Springsteen shouted it out again, “Asbury Park!” His was the voice and face of pride, joy, and triumph, as NJ.com. wrote, “For the band and fans alike, the magnitude of Springsteen playing Asbury Park was mutually understood, respected, and capitalized on for maximum Jersey-to-the-core impact.”
To be honest, though many fans adore it, I never really liked Springsteen’s cover of Tom Waits’ “Jersey Girl.” Too shmaltzy for The Boss, IMHO, and it might be the only song I switch off when it gets played on E Street Radio (I realize this isn’t the most popular opinion, especially among local Springsteen fans). But, I will admit, when he closed with it and I heard the line. “Down the shore everything’s all right,” I totally understood.
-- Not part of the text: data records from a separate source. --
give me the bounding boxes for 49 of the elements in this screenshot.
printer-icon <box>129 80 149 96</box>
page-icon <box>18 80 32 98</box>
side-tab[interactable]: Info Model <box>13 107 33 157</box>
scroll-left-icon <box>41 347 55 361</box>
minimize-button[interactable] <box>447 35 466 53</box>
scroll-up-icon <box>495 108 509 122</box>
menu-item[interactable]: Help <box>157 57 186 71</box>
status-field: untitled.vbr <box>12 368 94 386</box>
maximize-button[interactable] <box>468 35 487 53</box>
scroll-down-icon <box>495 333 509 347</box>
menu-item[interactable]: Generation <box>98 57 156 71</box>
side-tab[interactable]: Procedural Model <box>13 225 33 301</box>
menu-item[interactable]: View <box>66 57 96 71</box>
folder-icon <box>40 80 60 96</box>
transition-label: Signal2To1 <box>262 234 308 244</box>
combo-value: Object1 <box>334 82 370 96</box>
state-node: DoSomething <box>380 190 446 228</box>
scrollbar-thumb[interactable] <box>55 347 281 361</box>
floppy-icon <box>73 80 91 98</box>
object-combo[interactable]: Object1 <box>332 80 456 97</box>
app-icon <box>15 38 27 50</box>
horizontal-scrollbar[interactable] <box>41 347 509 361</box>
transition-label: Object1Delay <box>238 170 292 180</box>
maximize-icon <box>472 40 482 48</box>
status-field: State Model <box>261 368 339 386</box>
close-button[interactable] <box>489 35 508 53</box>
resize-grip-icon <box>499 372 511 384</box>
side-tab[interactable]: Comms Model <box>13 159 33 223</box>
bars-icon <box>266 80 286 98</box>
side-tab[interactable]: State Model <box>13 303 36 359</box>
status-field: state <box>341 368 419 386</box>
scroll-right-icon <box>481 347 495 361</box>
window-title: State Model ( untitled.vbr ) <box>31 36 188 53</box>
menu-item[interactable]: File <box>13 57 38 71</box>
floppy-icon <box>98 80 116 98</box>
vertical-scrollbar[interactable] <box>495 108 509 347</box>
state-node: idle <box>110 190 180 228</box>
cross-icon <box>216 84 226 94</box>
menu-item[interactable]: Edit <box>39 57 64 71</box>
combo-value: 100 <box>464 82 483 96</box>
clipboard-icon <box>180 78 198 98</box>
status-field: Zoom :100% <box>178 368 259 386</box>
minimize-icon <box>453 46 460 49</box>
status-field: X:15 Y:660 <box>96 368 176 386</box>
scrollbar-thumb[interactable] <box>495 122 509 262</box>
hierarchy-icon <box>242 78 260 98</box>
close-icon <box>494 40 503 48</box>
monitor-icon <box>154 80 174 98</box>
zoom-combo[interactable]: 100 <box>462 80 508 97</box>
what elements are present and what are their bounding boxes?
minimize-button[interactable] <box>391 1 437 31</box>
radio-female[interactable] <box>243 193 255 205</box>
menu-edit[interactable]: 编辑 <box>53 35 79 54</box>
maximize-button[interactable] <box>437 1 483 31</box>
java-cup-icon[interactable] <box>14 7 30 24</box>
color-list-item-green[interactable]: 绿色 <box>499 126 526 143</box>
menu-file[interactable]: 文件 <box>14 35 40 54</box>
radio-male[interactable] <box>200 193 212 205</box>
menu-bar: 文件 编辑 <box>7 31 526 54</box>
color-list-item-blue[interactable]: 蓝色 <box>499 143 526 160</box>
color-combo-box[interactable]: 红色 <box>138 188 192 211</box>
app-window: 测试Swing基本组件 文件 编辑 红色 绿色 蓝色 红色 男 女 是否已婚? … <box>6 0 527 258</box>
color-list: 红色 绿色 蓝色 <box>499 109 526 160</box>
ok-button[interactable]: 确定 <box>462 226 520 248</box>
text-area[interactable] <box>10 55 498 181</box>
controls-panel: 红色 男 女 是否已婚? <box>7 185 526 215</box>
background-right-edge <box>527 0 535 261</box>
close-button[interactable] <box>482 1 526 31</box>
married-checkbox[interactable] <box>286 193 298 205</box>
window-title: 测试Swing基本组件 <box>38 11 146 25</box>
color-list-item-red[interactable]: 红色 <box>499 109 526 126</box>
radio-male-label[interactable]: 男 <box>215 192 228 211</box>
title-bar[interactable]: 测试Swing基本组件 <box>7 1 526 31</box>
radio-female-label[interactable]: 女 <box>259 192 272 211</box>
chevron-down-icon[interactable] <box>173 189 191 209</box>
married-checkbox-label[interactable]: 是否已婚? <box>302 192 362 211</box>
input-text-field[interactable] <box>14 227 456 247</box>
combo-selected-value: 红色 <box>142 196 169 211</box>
As Stan Goldstein wrote about this particular performance of “Jersey Girl,” “The perfect song for a perfect night, a night of pure magic on the beach at Asbury Park.” And about the entire experience, this veteran of countless Springsteen shows and sightings said,
“Just an incredible evening. It was surreal. There were cheers, tears and just amazement by the 35,000 people in attendance who witnessed a legendary performance. When the greatest shows in the history of Bruce Springsteen and the E Street Band are discussed, the September 15, 2024 show in Asbury Park is going to be right at the top of that list.”
Springsteen. 35,000 of us on the beach. A 3 hour, 15 minute concert. Asbury Park. It’s over. Damn. At some point near the end of the concert, Springsteen acknowledged that “some of you have been out here since 8 a.m.! 4 a.m.!” Hey, that’s me (including a crack of dawn train ride from New York City)! It was time well spent, Boss. Time so incredibly well spent.